Familia y Amigos, hoy quiero hablarles de algo muy común sucediéndonos a todos: El enojo. El enojo o ira, como quieras llamarlo, nos hace mucho daño. Es un estado emocional que puede tener consecuencias muy devastadoras para uno mismo y para los demás; por eso es muy importante aprender a controlarlo de manera adecuada. Es normal asociar la ira con algo externo, pero el primer paso es aceptar la emoción y hacerse responsable de ella sin culpar a nadie. Recuerde, no somos culpables de lo que hacen los demás, pero si de cómo reaccionamos nosotros mismos. No te sientas culpable por sentir enojo pues es un estado emocional aportando información, pero este no debe permanecer largo tiempo. “Airaos, pero no pequéis; no se ponga el sol sobre vuestro enojo.” (Efesios 4:26).
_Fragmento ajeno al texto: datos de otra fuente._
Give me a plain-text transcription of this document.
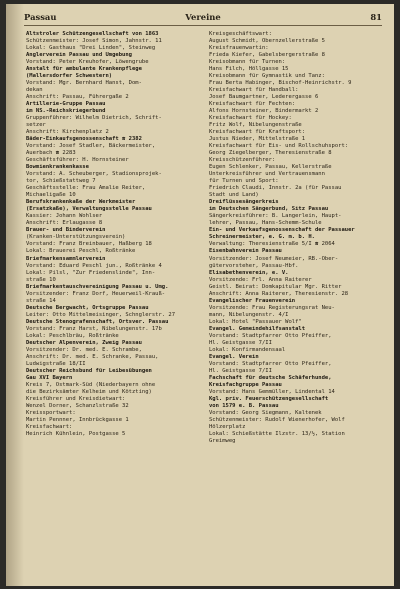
Passau	Vereine	81
Altstroler Schützengesellschaft von 1863
Schützenmeister: Josef Simon, Jahnstr. 11
Lokal: Gasthaus "Drei Linden", Steinweg
Anglerverein Passau und Umgebung
Vorstand: Peter Kreuhofer, Löwengrube
Anstalt für ambulante Krankenpflege
(Mallersdorfer Schwestern)
Vorstand: Mgr. Bernhard Hanst, Dom-
dekan
Anschrift: Passau, Führergaße 2
Artillerie-Gruppe Passau
im NS.-Reichskriegerbund
Gruppenführer: Wilhelm Dietrich, Schrift-
setzer
Anschrift: Kirchenplatz 2
Bäder-Einkaufsgenossenschaft ☎ 2382
Vorstand: Josef Stadler, Bäckermeister,
Auerbach ☎ 2283
Geschäftsführer: H. Hornsteiner
Bowmienkrankenkasse
Vorstand: A. Scheuberger, Stadionsprojek-
tor, Schießstattweg 7
Geschäftsstelle: Frau Amalie Reiter,
Michaeligaße 10
Berufskrankenkaße der Werkmeister
(Ersatzkaße), Verwaltungsstelle Passau
Kassier: Johann Wohlser
Anschrift: Erlaugasse 8
Brauer- und Binderverein
(Kranken-Unterstützungsverein)
Vorstand: Franz Breinbauer, Haßberg 18
Lokal: Brauerei Peschl, Roßtränke
Briefmarkensammlerverein
Vorstand: Eduard Peschl jun., Roßtränke 4
Lokal: Pilsl, "Zur Friedenslinde", Inn-
straße 10
Briefmarkentauschvereinigung Passau u. Umg.
Vorsitzender: Franz Dorf, Heuerweil-Krauß-
straße 14
Deutsche Bergwacht, Ortsgruppe Passau
Leiter: Otto Mittelmeisinger, Schnglerstr. 27
Deutsche Stenografenschaft, Ortsver. Passau
Vorstand: Franz Harst, Nibelungenstr. 17b
Lokal: Peschlbräu, Roßtränke
Deutscher Alpenverein, Zweig Passau
Vorsitzender: Dr. med. E. Schrambe,
Anschrift: Dr. med. E. Schranke, Passau,
Ludwigstraße 18/II
Deutscher Reichsbund für Leibesübungen
Gau XVI Bayern
Kreis 7, Ostmark-Süd (Niederbayern ohne
die Bezirksämter Kelheim und Kötzting)
Kreisführer und Kreisdietwart:
Wenzel Dorner, Schanzlstraße 32
Kreissportwart:
Martin Pennner, Innbrückgasse 1
Kreisfachwart:
Heinrich Kühnlein, Postgasse 5
Kreisgeschäftswart:
August Schmidt, Obernzellerstraße 5
Kreisfrauenwartin:
Frieda Kiefer, Gabelsbergerstraße 8
Kreisobmann für Turnen:
Hans Filch, Höllgasse 15
Kreisobmann für Gymnastik und Tanz:
Frau Berta Habinger, Bischof-Heinrichstr. 9
Kreisfachwart für Handball:
Josef Baumgartner, Lederergasse 6
Kreisfachwart für Fechten:
Alfons Hornsteiner, Bindermarkt 2
Kreisfachwart für Hockey:
Fritz Wolf, Nibelungenstraße
Kreisfachwart für Kraftsport:
Justus Nieder, Mittelstraße 1
Kreisfachwart für Eis- und Rollschuhsport:
Georg Ziegelberger, Theresienstraße 8
Kreisschützenführer:
Eugen Schlenker, Passau, Kellerstraße
Unterkreisführer und Vertrauensmann
für Turnen und Sport:
Friedrich Claudi, Innstr. 2a (für Passau
Stadt und Land)
Dreiflüssesängerkreis
im Deutschen Sängerbund, Sitz Passau
Sängerkreisführer: B. Langerlein, Haupt-
lehrer, Passau, Hans-Schemm-Schule
Ein- und Verkaufsgenossenschaft der Passauer
Schreinermeister, e. G. m. b. H.
Verwaltung: Theresienstraße 5/I ☎ 2064
Eisenbahnverein Passau
Vorsitzender: Josef Neumeier, RB.-Ober-
gütervorsteher, Passau-Hbf.
Elisabethenverein, e. V.
Vorsitzende: Frl. Anna Raiterer
Geistl. Beirat: Domkapitular Mgr. Ritter
Anschrift: Anna Raiterer, Theresienstr. 28
Evangelischer Frauenverein
Vorsitzende: Frau Registerungsrat Neu-
mann, Nibelungenstr. 4/I
Lokal: Hotel "Passauer Wolf"
Evangel. Gemeindehilfsanstalt
Vorstand: Stadtpfarrer Otto Pfeiffer,
Hl. Geistgasse 7/II
Lokal: Konfirmandensaal
Evangel. Verein
Vorstand: Stadtpfarrer Otto Pfeiffer,
Hl. Geistgasse 7/II
Fachschaft für deutsche Schäferhunde,
Kreisfachgruppe Passau
Vorstand: Hans Gemmüller, Lindental 14
Kgl. priv. Feuerschützengesellschaft
von 1579 e. B. Passau
Vorstand: Georg Siegmann, Kaltenek
Schützenmeister: Rudolf Wienerhofer, Wolf
Hölzerplatz
Lokal: Schießstätte Ilzstr. 13/½, Station
Greimweg
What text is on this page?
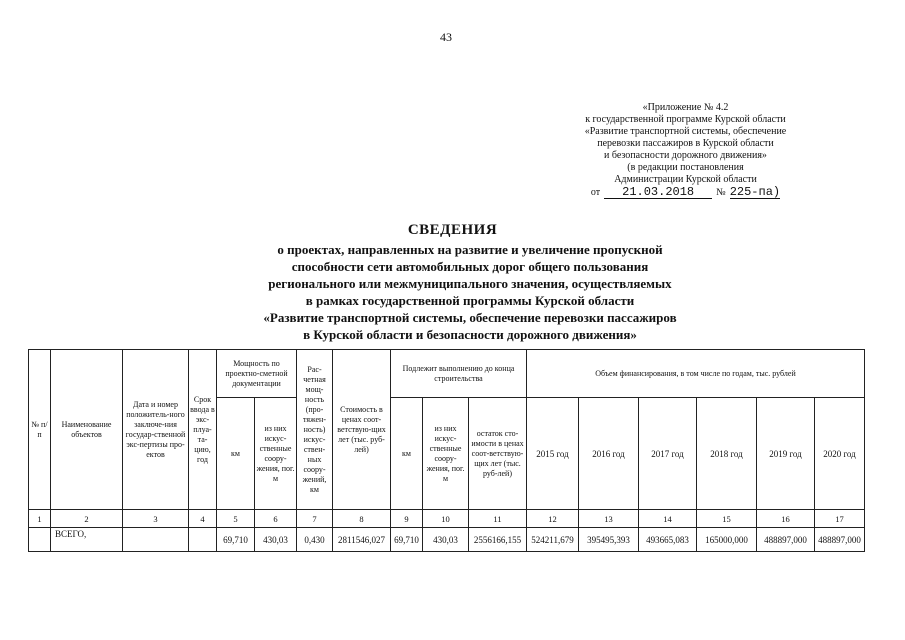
43
«Приложение № 4.2
к государственной программе Курской области
«Развитие транспортной системы, обеспечение
перевозки пассажиров в Курской области
и безопасности дорожного движения»
(в редакции постановления
Администрации Курской области
от	21.03.2018	№ 225-па)
СВЕДЕНИЯ
о проектах, направленных на развитие и увеличение пропускной
способности сети автомобильных дорог общего пользования
регионального или межмуниципального значения, осуществляемых
в рамках государственной программы Курской области
«Развитие транспортной системы, обеспечение перевозки пассажиров
в Курской области и безопасности дорожного движения»
№ п/п	Наименование объектов	Дата и номер положитель-ного заключе-ния государ-ственной экс-пертизы про-ектов	Срок ввода в экс-плуа-та-цию, год	Мощность по проектно-сметной документации		Рас-четная мощ-ность (про-тяжен-ность) искус-ствен-ных соору-жений, км	Стоимость в ценах соот-ветствую-щих лет (тыс. руб-лей)	Подлежит выполнению до конца строительства			Объем финансирования, в том числе по годам, тыс. рублей					
				км	из них искус-ственные соору-жения, пог. м			км	из них искус-ственные соору-жения, пог. м	остаток сто-имости в ценах соот-ветствую-щих лет (тыс. руб-лей)	2015 год	2016 год	2017 год	2018 год	2019 год	2020 год
1	2	3	4	5	6	7	8	9	10	11	12	13	14	15	16	17
	ВСЕГО,			69,710	430,03	0,430	2811546,027	69,710	430,03	2556166,155	524211,679	395495,393	493665,083	165000,000	488897,000	488897,000
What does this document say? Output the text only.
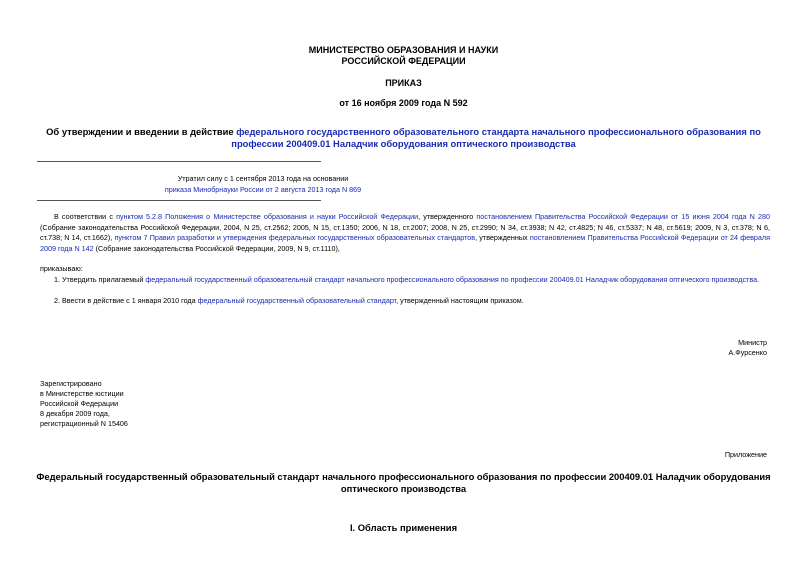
МИНИСТЕРСТВО ОБРАЗОВАНИЯ И НАУКИ
РОССИЙСКОЙ ФЕДЕРАЦИИ
ПРИКАЗ
от 16 ноября 2009 года N 592
Об утверждении и введении в действие федерального государственного образовательного стандарта начального профессионального образования по
профессии 200409.01 Наладчик оборудования оптического производства
Утратил силу с 1 сентября 2013 года на основании
приказа Минобрнауки России от 2 августа 2013 года N 869
В соответствии с пунктом 5.2.8 Положения о Министерстве образования и науки Российской Федерации, утвержденного постановлением Правительства Российской Федерации от 15 июня 2004 года N 280 (Собрание законодательства Российской Федерации, 2004, N 25, ст.2562; 2005, N 15, ст.1350; 2006, N 18, ст.2007; 2008, N 25, ст.2990; N 34, ст.3938; N 42, ст.4825; N 46, ст.5337; N 48, ст.5619; 2009, N 3, ст.378; N 6, ст.738; N 14, ст.1662), пунктом 7 Правил разработки и утверждения федеральных государственных образовательных стандартов, утвержденных постановлением Правительства Российской Федерации от 24 февраля 2009 года N 142 (Собрание законодательства Российской Федерации, 2009, N 9, ст.1110),
приказываю:
1. Утвердить прилагаемый федеральный государственный образовательный стандарт начального профессионального образования по профессии 200409.01 Наладчик оборудования оптического производства.
2. Ввести в действие с 1 января 2010 года федеральный государственный образовательный стандарт, утвержденный настоящим приказом.
Министр
А.Фурсенко
Зарегистрировано
в Министерстве юстиции
Российской Федерации
8 декабря 2009 года,
регистрационный N 15406
Приложение
Федеральный государственный образовательный стандарт начального профессионального образования по профессии 200409.01 Наладчик оборудования
оптического производства
I. Область применения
Así que analiza, ¿de dónde viene? ¿Por qué me siento así? Permítete aprender cosas de ti mismo y contrólate y avanza. Aprende a expresar tus enfados de forma productiva. No los dejes dentro de ti ya que afectarán tus pensamientos y emociones  favoreciendo la aparición de más enfados y rabias, pero tampoco les des rienda suelta disparando veneno por todas partes. Más bien trata de desarrollar estilos de comunicación asertivos que te permitan expresar tus opiniones y defenderte respetando siempre a los demás. Debemos tener en cuenta que cuando aparecen esos estados de alteración o iras desmedidas sacándonos de nuestras casillas, es porque se ha puesto en marcha nuestro mecanismo de defensa siempre activándose ante diferentes circunstancias. Cuando no
podemos controlar la situación nos sentimos impotentes, nos irritamos y podemos llegar al estallido. Cuando las cosas no son como nos gustaría, cuando no aceptamos que las cosas son como son, entonces nos sentimos decepcionados y eso es precisamente lo que conecta directamente con el enfado o la ira haciendo que arremetamos contra la situación y lo más delicado contra las personas. Por tanto, debemos expresar lo que sentimos y lo que pensamos, pero con asertividad sin ofender al que tenemos al frente. Debemos aceptar que no tenemos el control de todo, solo podemos controlarnos a nosotros mismos reaccionando diferente en diferentes situaciones y que no podemos cambiar a los demás.
También debemos ser empáticos, es decir, aprender a ponerte en el lugar del otro para poder entender que es lo que le llevó a comportarse de esa manera. Siendo comprensivos nos ayuda a ser más tolerantes. No olvides que solo debemos construir muros de amor en lugar de muros de separación y hacer lo mejor para los demás sin esperar nada de ellos y de esta manera las cosas fluirán tranquilas como las aguas. También debemos procurar volver a la sencillez de la vida, a lo ligero y espontaneo, pues allí está la base de la armonía y el encuentro con nuestro Padre Dios. Recuerda, el mundo no cambia con nuestras opiniones, pero si debemos poner nuestro granito de oro controlando nuestro carácter,
pidiéndole sabiduría al Espíritu Santo para poder transformar al mundo que nos rodea siendo luz y sal.
¿Como estas manejando tus emociones, tu carácter, tus pensamientos, tus sentimientos y tu voluntad? Recuerda que todo esto yace en tu alma. Y si tú le entregas tu alma a JESUCRISTO, El va a tomar control de tu vida. Vale la pena!